The Durango Herald article “16 million pain pills: Southwest Colorado works to reverse epidemic” (Aug. 11) caught my attention.
I have been working in this community doing opioid-specific education, Naloxone trainings and general substance use prevention for the past year as an AmeriCorps member. Normally, I would have been encouraged by the Herald’s interest in health issues impacting our community. But I was dismayed by the outdated and misleading information and by the cherry-picking of facts.
The data used was from 13 years ago; 2006 saw a much different La Plata County than the one I work with each day.
By citing these 2006 statistics, the Herald is creating the negative mis-perception that opioids are still a huge problem in our community. In fact, it is quite the opposite.
Though our county has all the risk factors for a population with opioid misuse and abuse – rural area, challenges with access to health services, lack of mental health and addiction services, high chronic pain population, high prevalence of Medicaid and Medicare patients – we are actually doing well in La Plata County, particularly when we compare local prescription data to the rest of the state.
In 2017, La Plata County was ranked in the lowest quintile out of all Colorado counties for prescription opioid-related overdose death rates. In a span of four years, there have been seven opioid-related overdose deaths in the county.
The article referenced 351 “residents” who had overdosed, possible confusing readers who might assume those are local deaths.
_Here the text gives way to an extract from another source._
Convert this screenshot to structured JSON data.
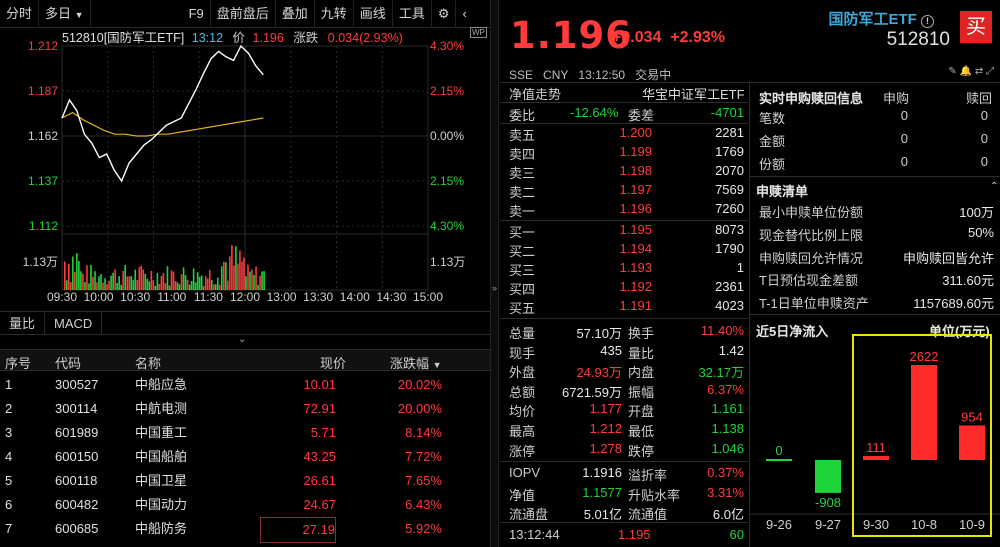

There are 11 counties in Colorado that have concerningly high opioid prescription rates, but La Plata or Montezuma are not one of them. So it seems misleading to me to frame La Plata and Montezuma counties as having “16 million pain pills”; older data is not providing the public with an accurate picture of our community with this arbitrary number of pills without context.
Even if we look at the statewide data, Colorado is making bounds and leaps; in 2016, the CDC ranked the state in the lowest quartile (the least use) nationally for opioid prescriptions dispensed.
I would hate for those who read the Herald article to come away with the mis-perception that opioids are a flagrant issue in this community.
The majority of La Plata County doctors have taken the appropriate steps to educate themselves on the CDC’s opioid prescription protocols, many local organizations have participated in annual Drug Take Back Days, Naloxone trainings have been offered and well-received, and our community-based coalition for substance use prevention has engaged people across every economic sector in La Plata County.
I’ve seen first-hand the grassroots efforts and fierce work ethic to educate and improve our community, so we would be remiss if we only were to focus on the negative, outdated data that does not capture how well our county is doing.
I am incredibly proud of this community’s prevention efforts, and I hope everyone else is as well.
If you are interested in learning more about our community’s prevention efforts, or how to respond to an opioid overdose, there is an Overdose Awareness Day event happening on Sept. 7th from 1-3 p.m. at Buckley Park, hosted by the Front Range Clinic. There will be a Naloxone training, a community art project, resource booths and a speaker.
Della Turque is an AmeriCorps member with the Community Opioid Response Program. She lives in Durango.